The following table lists the statements that you can use in an SQL query in the SQL transformation:
Statement Type
Statement
Description
Data Definition
ALTER
Modifies the structure of the database.
Data Definition
COMMENT
Adds comments to the data dictionary.
Data Definition
CREATE
Creates a database, table, or index.
Data Definition
DROP
Deletes an index, table, or database.
Data Definition
RENAME
Renames a database object.
Data Definition
TRUNCATE
Removes all rows from a table.
Data Manipulation
CALL
Calls a PL/SQL or Java subprogram.
Data Manipulation
DELETE
Deletes rows from a table.
Data Manipulation
EXPLAIN PLAN
Writes the access plan for a statement into the database Explain tables.
Data Manipulation
INSERT
Inserts rows into a table.
Data Manipulation
LOCK TABLE
Prevents concurrent application processes from using or changing a table.
Data Manipulation
MERGE
Updates a table with source data.
Data Manipulation
SELECT
Retrieves data from the database.
Data Manipulation
UPDATE
Updates the values of rows of a table.
Data Control Language
GRANT
Grants privileges to a database user.
Data Control Language
REVOKE
Removes access privileges for a database user.
Transaction Control
COMMIT
Saves a unit of work and performs the database changes for that unit of work.
Transaction Control
ROLLBACK
Reverses changes to the database since the last COMMIT.
Rules and guidelines for query processing
Use the following rules and guidelines when you configure the SQL transformation to process a query:
•The number and the order of the output fields must match the number and order of the fields in the query SELECT clause.
•The native data type of an output field in the transformation must match the data type of the corresponding column in the database. Data Integration generates a row error when the data types do not match.
•When the SQL query contains an INSERT, UPDATE, or DELETE clause, the transformation returns data to the SQLError field, the pass-through fields, and the NumRowsAffected field when it is enabled.

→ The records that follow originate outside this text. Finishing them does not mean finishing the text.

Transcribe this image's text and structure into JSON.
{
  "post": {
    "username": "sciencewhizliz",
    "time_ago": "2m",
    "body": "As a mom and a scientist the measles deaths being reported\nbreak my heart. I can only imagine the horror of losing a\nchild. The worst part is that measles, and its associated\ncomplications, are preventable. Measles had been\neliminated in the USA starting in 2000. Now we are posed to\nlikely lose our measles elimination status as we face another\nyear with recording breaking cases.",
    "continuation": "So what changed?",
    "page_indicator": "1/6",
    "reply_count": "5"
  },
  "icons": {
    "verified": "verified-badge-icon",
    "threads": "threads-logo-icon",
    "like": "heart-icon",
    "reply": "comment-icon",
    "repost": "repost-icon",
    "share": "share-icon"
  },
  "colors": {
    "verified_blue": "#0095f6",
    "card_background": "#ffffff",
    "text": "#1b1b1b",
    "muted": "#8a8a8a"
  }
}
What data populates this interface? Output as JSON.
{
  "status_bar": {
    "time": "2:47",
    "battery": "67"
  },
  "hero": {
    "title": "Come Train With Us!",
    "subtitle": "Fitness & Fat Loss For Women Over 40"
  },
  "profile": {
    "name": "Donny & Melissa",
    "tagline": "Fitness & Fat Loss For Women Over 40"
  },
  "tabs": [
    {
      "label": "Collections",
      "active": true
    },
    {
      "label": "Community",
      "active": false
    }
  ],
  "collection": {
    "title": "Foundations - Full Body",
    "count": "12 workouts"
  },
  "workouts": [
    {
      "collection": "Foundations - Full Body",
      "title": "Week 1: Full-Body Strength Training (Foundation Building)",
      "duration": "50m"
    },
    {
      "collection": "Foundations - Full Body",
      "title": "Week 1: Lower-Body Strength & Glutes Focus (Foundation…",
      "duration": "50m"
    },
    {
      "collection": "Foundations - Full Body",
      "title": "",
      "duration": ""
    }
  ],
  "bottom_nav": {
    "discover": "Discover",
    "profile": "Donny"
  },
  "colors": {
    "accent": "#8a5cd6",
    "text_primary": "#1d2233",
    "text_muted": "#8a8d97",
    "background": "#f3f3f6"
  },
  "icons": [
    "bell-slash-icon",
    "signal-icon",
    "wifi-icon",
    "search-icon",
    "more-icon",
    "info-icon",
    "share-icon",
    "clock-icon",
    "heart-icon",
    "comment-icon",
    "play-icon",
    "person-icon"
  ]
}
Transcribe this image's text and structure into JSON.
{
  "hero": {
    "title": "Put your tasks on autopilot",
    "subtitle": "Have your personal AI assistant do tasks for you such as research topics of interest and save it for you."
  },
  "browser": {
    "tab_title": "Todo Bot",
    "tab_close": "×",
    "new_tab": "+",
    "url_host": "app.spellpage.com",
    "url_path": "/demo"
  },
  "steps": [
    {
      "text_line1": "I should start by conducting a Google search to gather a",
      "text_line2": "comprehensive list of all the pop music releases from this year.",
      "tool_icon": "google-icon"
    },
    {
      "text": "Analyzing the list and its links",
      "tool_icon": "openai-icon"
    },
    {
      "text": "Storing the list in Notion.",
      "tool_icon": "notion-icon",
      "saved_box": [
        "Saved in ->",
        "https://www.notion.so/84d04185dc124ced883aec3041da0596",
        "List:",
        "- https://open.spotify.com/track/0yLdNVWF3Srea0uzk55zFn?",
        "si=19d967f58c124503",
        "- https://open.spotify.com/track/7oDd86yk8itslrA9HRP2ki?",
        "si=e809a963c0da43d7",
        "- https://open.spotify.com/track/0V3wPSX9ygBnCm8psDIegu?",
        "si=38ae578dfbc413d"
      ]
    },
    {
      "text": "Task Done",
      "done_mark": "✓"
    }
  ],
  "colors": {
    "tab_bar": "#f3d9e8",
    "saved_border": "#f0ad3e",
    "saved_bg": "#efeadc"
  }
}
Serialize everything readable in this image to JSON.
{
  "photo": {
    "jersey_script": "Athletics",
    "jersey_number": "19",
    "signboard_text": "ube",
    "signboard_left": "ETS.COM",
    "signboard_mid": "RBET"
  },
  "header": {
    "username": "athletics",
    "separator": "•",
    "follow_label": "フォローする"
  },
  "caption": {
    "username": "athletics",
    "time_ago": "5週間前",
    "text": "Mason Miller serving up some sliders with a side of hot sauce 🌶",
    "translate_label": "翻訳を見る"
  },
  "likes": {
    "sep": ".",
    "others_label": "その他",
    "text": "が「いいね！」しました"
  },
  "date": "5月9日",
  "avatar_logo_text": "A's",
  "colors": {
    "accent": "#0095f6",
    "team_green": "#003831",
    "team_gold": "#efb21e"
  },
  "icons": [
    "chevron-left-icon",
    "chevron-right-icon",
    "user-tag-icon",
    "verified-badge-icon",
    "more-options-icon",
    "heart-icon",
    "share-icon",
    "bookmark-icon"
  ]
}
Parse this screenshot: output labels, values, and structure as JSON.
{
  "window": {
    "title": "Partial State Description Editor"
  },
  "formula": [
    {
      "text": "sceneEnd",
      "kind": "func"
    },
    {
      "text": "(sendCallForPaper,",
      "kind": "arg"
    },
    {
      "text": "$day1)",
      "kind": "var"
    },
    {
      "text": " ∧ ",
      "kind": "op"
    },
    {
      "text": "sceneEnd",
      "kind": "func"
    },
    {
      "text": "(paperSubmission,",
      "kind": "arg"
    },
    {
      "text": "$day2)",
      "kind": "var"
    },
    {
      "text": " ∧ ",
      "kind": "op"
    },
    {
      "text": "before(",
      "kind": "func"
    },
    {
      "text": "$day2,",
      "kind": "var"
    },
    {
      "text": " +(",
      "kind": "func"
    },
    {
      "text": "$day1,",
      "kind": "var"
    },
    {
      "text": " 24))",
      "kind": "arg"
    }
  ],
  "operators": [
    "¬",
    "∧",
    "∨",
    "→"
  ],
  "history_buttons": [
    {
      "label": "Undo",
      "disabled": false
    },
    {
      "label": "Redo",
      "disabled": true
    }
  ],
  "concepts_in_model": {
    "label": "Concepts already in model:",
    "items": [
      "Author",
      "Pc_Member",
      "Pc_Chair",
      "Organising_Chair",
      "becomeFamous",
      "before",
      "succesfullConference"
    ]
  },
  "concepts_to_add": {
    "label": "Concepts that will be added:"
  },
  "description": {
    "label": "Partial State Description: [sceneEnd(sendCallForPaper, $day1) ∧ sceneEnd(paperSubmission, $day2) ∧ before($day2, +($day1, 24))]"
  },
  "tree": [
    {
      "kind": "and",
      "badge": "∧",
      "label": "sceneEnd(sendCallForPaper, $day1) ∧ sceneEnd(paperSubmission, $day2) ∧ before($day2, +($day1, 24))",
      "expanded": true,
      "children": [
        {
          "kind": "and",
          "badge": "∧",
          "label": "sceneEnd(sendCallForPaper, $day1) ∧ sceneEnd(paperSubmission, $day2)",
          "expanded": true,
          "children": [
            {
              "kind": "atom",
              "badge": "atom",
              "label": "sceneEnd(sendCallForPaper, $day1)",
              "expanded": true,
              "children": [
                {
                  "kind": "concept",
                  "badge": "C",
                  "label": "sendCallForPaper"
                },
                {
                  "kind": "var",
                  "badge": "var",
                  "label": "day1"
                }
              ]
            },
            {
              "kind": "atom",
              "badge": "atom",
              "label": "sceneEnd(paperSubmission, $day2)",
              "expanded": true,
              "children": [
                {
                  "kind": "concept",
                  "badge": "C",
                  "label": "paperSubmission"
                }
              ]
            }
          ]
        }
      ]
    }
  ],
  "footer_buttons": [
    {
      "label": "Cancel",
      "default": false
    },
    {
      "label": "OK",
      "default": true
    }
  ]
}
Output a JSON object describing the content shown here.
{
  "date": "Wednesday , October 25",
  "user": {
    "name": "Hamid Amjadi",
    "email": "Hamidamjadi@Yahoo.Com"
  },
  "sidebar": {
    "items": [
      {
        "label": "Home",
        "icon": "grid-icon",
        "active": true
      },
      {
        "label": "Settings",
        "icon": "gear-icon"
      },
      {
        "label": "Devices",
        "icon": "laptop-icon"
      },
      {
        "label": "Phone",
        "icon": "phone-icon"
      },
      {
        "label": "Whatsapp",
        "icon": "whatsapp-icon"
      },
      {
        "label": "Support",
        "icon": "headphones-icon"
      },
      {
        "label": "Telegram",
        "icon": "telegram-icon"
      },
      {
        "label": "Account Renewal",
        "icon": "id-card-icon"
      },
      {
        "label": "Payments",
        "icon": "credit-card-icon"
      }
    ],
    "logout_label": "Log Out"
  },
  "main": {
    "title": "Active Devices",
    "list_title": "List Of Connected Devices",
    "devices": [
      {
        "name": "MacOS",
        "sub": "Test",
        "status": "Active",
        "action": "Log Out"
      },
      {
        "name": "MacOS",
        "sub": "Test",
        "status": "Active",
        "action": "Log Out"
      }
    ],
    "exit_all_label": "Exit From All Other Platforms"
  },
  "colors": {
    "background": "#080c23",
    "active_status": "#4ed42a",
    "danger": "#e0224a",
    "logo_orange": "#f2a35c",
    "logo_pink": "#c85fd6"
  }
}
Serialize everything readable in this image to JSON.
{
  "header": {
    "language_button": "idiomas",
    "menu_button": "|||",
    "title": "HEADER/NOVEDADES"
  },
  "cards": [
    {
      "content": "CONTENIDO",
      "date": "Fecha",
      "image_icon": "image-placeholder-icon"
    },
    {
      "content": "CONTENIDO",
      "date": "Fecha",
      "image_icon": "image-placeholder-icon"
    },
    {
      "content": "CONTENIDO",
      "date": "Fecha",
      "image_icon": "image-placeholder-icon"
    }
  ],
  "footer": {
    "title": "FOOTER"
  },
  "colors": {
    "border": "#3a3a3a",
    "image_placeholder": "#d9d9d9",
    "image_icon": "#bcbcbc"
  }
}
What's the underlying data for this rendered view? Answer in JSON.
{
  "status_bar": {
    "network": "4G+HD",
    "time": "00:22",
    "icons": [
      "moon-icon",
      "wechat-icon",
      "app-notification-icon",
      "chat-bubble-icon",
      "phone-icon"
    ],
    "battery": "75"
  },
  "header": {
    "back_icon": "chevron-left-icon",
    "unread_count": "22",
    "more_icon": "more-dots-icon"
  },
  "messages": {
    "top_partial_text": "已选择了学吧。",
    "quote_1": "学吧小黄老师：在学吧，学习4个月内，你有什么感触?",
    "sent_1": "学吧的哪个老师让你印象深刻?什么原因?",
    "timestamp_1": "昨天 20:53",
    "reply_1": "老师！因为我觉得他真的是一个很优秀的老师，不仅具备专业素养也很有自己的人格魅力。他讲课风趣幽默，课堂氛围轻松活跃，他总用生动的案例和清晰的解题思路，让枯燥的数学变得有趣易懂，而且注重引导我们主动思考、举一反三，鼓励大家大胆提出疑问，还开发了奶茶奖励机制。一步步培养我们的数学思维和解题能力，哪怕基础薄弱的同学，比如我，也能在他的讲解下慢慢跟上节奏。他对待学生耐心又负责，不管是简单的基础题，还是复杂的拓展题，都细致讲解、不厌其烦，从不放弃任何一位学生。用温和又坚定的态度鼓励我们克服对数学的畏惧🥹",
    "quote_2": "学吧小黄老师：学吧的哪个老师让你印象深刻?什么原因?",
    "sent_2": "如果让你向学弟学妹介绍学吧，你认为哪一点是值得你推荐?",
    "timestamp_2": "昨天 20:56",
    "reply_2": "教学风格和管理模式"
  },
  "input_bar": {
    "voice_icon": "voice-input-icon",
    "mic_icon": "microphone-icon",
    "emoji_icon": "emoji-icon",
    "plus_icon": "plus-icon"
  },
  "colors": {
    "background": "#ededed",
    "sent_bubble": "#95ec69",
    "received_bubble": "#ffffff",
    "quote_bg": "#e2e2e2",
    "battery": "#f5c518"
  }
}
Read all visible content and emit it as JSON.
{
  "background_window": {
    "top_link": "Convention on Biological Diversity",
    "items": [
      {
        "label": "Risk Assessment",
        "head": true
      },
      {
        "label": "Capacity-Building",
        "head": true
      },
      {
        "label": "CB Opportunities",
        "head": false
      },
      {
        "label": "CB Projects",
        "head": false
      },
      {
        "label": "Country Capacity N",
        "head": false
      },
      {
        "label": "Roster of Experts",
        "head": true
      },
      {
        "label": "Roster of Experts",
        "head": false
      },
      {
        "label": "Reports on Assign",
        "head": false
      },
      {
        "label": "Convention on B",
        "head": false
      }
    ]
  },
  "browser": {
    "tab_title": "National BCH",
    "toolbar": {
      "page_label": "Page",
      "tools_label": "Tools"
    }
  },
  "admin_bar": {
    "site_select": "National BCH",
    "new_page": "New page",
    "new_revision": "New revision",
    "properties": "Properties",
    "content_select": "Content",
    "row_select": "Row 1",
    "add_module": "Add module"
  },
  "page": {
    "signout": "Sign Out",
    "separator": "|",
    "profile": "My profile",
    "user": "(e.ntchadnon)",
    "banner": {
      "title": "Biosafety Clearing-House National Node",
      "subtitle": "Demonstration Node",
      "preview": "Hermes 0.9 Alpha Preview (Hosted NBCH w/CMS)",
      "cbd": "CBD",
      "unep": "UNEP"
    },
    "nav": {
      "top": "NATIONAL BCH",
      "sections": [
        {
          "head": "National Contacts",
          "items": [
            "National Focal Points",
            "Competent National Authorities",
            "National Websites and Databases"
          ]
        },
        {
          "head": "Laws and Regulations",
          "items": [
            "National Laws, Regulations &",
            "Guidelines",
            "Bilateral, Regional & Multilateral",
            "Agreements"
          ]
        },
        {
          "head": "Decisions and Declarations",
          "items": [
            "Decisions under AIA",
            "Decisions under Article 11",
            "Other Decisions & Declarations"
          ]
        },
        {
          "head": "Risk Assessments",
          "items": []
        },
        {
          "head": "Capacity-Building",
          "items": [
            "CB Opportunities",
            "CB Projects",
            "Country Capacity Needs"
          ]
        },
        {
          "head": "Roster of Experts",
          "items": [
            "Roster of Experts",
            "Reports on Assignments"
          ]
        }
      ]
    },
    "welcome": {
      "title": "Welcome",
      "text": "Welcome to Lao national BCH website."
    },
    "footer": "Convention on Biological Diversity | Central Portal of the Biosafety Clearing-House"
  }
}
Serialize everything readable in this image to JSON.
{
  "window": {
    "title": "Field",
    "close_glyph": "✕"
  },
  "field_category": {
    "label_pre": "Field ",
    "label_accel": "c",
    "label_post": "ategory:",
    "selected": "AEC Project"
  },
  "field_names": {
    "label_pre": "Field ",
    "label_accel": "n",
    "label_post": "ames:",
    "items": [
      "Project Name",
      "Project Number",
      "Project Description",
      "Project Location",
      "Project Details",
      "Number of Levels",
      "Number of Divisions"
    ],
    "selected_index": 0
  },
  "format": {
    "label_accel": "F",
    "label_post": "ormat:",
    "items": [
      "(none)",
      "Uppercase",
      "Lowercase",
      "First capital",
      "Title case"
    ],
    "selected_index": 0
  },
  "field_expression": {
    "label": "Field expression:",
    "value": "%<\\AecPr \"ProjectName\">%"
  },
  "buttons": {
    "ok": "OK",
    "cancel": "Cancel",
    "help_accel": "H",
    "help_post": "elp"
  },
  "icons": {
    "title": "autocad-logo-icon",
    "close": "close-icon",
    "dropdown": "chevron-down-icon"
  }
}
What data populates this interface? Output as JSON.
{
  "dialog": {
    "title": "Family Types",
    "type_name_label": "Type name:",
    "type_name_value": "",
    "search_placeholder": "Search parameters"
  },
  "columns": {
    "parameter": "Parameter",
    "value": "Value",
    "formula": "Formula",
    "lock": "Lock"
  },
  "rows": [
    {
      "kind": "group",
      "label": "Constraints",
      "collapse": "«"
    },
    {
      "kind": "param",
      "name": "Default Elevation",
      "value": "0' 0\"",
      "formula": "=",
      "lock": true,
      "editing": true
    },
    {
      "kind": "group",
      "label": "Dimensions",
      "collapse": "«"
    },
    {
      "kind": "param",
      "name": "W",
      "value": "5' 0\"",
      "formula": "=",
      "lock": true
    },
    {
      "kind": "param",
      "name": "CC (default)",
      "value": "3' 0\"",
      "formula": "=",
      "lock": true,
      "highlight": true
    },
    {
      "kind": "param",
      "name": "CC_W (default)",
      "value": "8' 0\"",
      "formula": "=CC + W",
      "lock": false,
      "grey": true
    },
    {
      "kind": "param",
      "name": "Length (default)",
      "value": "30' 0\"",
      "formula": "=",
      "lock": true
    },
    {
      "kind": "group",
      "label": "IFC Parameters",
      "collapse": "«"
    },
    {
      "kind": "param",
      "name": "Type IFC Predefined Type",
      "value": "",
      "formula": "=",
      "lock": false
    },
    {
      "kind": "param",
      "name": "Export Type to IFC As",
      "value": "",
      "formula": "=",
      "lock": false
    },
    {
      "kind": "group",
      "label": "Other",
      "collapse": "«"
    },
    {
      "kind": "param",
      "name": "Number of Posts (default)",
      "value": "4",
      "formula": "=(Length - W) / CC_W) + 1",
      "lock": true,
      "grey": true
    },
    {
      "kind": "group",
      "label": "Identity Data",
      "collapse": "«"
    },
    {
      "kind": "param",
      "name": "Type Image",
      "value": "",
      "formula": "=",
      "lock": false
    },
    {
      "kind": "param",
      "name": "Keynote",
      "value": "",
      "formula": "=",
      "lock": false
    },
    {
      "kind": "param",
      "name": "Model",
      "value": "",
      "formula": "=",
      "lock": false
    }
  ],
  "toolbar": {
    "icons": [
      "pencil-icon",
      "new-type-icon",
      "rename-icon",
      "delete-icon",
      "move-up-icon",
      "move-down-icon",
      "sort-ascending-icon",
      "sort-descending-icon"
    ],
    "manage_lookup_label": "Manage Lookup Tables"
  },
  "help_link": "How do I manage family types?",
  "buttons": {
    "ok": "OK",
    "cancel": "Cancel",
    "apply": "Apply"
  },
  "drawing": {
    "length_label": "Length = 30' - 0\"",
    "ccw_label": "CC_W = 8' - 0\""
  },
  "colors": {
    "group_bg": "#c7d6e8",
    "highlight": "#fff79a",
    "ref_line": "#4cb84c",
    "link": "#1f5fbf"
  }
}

If you add output fields, the fields receive NULL data values.
•When the SQL query contains a SELECT statement and the transformation has a pass-through field, the transformation returns data to the pass-through field whether or not the query returns database data. The SQL transformation returns a row with NULL data in the output fields.
•When the number of output fields is more than the number of columns in the SELECT clause, the extra fields receive a NULL value.
•When the number of output fields is less than the number of columns in the SELECT clause, Data Integration generates a row error.
•You can use string substitution instead of parameter binding in a query. However, the input fields must be string data types.